Longdon’s death almost brought the release of the album Welcome to the Planet, recorded in 2021, to a standstill. At the request of his partner, Sarah Ewing, who also designed the album cover, the album was to be released anyway.

==Trivia==
On 17 June 2026, the day on which David Longdon would have celebrated his 61st birthday, the ‘David Longdon Foundation’ was established. The foundation has two main objectives. On the one hand, it aims to support young musicians from socio-economically disadvantaged backgrounds through financial grants and mentoring by a panel of professional musicians and experts from the music industry; on the other hand, it aims to fund music therapy for those in need. To this end, the David Longdon Foundation works with Nordoff & Robbins, the UK’s largest music therapy charity, through which all donations are channelled towards music therapy.

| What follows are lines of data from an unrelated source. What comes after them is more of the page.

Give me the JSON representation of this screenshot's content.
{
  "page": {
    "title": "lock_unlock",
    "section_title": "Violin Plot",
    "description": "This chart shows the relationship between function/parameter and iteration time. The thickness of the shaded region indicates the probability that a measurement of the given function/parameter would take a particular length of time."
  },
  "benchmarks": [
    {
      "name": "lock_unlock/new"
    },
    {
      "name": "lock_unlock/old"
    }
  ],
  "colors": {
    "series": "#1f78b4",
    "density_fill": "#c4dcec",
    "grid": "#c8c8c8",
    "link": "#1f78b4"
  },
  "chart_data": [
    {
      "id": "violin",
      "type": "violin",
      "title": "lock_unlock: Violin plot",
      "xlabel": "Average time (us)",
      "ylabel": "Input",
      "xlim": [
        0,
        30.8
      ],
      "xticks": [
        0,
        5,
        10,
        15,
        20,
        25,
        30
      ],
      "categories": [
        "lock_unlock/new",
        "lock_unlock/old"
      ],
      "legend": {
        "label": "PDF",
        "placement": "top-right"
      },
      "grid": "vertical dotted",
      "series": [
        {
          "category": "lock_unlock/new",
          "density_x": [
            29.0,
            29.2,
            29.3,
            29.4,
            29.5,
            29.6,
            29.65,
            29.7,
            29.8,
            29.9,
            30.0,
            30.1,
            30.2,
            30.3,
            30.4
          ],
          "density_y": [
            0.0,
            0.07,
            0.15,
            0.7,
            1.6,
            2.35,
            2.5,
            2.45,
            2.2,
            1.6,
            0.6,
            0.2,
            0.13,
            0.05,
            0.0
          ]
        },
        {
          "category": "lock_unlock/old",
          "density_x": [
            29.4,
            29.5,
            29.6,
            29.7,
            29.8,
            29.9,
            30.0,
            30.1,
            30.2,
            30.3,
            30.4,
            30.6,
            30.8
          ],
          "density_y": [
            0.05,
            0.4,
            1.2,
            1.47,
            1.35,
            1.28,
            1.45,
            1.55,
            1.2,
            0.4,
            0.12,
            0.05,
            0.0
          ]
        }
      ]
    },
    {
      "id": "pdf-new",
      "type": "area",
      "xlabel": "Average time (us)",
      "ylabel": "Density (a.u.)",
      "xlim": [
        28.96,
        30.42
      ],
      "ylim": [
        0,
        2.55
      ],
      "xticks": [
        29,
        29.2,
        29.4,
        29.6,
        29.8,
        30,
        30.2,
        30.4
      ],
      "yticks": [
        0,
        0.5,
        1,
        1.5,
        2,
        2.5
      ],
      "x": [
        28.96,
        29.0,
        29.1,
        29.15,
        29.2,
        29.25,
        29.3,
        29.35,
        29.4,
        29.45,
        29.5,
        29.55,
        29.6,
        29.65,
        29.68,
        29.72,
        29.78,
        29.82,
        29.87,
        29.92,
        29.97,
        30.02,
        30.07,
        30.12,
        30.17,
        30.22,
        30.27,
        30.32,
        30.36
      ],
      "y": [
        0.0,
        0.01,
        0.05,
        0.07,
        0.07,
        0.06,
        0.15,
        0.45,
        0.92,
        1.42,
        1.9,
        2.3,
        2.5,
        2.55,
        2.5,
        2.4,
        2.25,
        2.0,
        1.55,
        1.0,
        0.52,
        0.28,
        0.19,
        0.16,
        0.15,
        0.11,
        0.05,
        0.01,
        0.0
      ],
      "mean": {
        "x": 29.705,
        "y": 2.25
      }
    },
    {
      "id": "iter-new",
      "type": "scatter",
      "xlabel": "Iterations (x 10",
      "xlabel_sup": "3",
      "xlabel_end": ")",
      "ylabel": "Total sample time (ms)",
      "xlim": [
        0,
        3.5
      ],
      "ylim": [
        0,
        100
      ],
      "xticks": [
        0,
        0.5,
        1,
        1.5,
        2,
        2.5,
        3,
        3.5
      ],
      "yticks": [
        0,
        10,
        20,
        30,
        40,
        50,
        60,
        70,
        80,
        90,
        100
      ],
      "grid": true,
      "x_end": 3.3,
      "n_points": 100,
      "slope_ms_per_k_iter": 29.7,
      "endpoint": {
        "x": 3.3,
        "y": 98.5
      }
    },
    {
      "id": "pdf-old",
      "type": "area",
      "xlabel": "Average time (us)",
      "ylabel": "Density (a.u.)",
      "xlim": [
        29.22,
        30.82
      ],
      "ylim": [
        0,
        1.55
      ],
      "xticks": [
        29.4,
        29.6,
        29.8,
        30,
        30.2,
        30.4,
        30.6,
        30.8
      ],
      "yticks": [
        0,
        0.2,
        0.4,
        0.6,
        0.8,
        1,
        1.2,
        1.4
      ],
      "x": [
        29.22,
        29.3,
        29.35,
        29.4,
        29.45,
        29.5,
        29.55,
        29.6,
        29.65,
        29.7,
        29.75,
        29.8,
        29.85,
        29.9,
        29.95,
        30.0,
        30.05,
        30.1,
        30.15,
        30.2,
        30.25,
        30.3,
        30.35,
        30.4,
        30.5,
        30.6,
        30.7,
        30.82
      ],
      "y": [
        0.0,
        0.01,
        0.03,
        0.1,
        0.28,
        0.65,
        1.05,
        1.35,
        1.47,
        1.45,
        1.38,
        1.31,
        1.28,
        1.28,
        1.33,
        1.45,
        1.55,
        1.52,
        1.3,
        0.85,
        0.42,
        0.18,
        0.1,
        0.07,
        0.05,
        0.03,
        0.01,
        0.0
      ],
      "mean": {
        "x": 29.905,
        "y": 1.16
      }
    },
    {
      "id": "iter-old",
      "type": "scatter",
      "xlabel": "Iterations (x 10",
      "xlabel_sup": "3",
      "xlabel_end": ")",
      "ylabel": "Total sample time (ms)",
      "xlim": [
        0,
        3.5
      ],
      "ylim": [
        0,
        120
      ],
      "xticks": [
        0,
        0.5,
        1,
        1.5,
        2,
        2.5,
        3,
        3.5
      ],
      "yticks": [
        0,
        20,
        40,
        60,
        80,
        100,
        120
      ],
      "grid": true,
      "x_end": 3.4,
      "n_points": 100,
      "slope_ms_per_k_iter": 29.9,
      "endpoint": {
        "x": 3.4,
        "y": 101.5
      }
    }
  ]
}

The foundation was established by Longdon’s fiancée, Sarah Ewing, and his manager, Nick Shilton, who act as trustees.

==Discography==
=== With Big Big Train ===
- Albums
- The Underfall Yard (2009)
- English Electric Part One (2012)
- English Electric Part Two (2013)
- Folklore (2016)
- Grimspound (2017)
- The Second Brightest Star (2017)
- Grand Tour (2019)
- Common Ground (2021)
- Welcome to the Planet (2022)

- EPs
- Far Skies Deep Time (2010)
- Make Some Noise (2013)
- Wassail (2015)

===Solo albums===
- Wild River (2004)
- Door One (2022)

=== With Louis Philippe ===
- Jackie Girl (1996)
- Azure (1998)
- A Kiss in the Funhouse (1999)
- My Favourite Part of You (2003)
- The Wonder of it All (2004)
- Live (2007)

=== With Martin Orford ===
- The Old Road (songs "Ray of Hope" "Endgame") (2008)

=== With The Tangent ===
- Le Sacre du Travail (2013)
- L'Etagère du Travail (2013)

=== With Dave Kerzner ===
- New World (song "New World") (2014)

=== With The Charlatans ===
- Modern Nature (song "Walk with Me") (2015)

=== With Judy Dyble ===
- Between a Breath and a Breath (2020)

=== With Downes Braide Association ===
- Live in England (2019)
- Halcyon Hymns (2021)

===Other projects===
- Spectral Mornings (lyrics, flute and vocals) (2015) – along with Nick Beggs, Rob Reed, Nick D'Virgilio, Christina Booth and Steve Hackett.